Infine, la più volte citata armonizzazione delle aliquote sulle rendite finanziarie vale in realtà solo poche centinaia di milioni di euro una volta tenuto conto delle partite di giro.
Quello delle risorse necessarie a finanziare l’azione del governo resta dunque il dubbio principale. Difficile parlare di investimenti, di riforma degli ammortizzatori, di taglio significativo del cuneo, se si vorranno anche rispettare i vincoli finanziari, senza aumentare il disavanzo pubblico oltre il 3 per cento. In quest’ultimo caso si ricadrebbe nella procedura d’infrazione europea, eventualità quest’ultima che Renzi sembra aver per ora giustamente accantonato, per i costi e le ricadute pesantemente negative che comporterebbe in questa prima fase di attività dell’esecutivo.
Vi sono pochi dubbi, pertanto, che il governo abbia come prima necessità di precisare in dettaglio obiettivi, procedure e coperture finanziarie delle singole misure elencate nel programma. Anche per reprimere sul nascere quella ridda di ipotesi e proposte che già si è scatenata sui media sollevando più che altro – come già avveniva spesso in passato – incertezza e confusione, come nel caso della tesi, poi smentita, di un aumento delle tasse sui titoli di Stato.
Ma una lista delle cose da fare e dei relativi costi, per quanto utile, non basta. Altrettanto importante per la credibilità dell’esecutivo è che le azioni da intraprendere siano inserite in una strategia complessiva, in una prospettiva d’insieme che dia conto delle interrelazioni significative che esistono tra i diversi problemi da affrontare.
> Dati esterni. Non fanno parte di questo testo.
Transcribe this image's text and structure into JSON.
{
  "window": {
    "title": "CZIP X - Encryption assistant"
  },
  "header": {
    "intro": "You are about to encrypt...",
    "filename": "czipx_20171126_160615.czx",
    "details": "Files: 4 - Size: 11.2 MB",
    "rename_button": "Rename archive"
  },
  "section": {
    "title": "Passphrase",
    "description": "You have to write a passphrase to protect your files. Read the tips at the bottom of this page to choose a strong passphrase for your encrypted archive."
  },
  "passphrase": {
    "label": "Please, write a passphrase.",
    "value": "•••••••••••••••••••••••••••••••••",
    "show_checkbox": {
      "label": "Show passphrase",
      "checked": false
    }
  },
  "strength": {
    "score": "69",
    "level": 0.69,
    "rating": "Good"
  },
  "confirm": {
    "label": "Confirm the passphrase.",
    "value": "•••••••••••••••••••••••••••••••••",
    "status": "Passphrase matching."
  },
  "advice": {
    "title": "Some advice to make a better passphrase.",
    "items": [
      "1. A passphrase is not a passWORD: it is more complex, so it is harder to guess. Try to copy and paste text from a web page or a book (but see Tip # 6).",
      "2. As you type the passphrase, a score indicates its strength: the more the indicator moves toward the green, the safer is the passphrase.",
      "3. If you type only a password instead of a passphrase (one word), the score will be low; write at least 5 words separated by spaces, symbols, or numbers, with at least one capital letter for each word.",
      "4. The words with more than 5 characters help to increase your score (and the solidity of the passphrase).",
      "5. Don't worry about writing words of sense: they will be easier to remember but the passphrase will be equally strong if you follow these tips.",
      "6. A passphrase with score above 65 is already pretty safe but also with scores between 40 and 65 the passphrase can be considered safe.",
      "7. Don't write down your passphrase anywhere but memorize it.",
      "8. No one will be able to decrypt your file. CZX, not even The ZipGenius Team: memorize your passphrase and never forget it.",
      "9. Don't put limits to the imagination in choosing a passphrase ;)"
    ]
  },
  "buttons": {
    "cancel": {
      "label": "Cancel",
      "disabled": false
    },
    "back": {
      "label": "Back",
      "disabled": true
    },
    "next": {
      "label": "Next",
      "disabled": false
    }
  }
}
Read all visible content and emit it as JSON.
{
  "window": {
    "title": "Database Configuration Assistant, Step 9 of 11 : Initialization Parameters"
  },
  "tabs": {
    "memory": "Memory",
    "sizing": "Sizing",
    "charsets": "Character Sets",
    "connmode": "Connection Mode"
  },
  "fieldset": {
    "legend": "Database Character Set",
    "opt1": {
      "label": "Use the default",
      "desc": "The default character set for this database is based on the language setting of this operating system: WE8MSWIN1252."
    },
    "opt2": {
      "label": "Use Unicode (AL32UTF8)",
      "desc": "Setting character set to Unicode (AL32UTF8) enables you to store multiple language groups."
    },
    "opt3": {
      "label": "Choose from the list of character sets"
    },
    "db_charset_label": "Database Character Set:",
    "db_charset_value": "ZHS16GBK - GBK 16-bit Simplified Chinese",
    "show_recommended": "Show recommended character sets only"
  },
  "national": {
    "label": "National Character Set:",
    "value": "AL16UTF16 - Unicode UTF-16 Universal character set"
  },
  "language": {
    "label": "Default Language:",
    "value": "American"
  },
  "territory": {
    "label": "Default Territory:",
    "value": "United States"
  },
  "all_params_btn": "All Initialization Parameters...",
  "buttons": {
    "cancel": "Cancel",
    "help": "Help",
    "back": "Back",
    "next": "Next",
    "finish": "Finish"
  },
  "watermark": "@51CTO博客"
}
Ciò comporta da parte del governo la capacità di selezionare poche decisive misure e riforme, secondo un ordine di priorità strategiche, che tenga conto innanzi tutto della estrema scarsità – come si è detto – delle risorse finanziarie a disposizione. Ne va della possibilità di innestare da subito un clima di nuova fiducia nel Paese, da parte di famiglie e imprese, che rappresenta un ingrediente insostituibile di un credibile progetto di rilancio economico.
Tenendo conto altresì che c’è oggi grande liquidità in giro e per una serie di ragioni, legate alla fase attraversata dall’economia mondiale, il nostro Paese, imboccando la strada della crescita, potrebbe diventare interessante sotto molti aspetti per i grandi investitori istituzionali internazionali. Per non parlare, infine, della credibilità dell’azione del Governo nei confronti delle autorità europee e dei mercati internazionali che non potrà certo basarsi su qualche piano generico.
A questa promettente apertura di fiducia si contrappone per ora l’indeterminatezza del programma economico del nuovo governo, sia in termini di obiettivi che di coperture finanziare che sono in larga misura pressoché tutte da definire.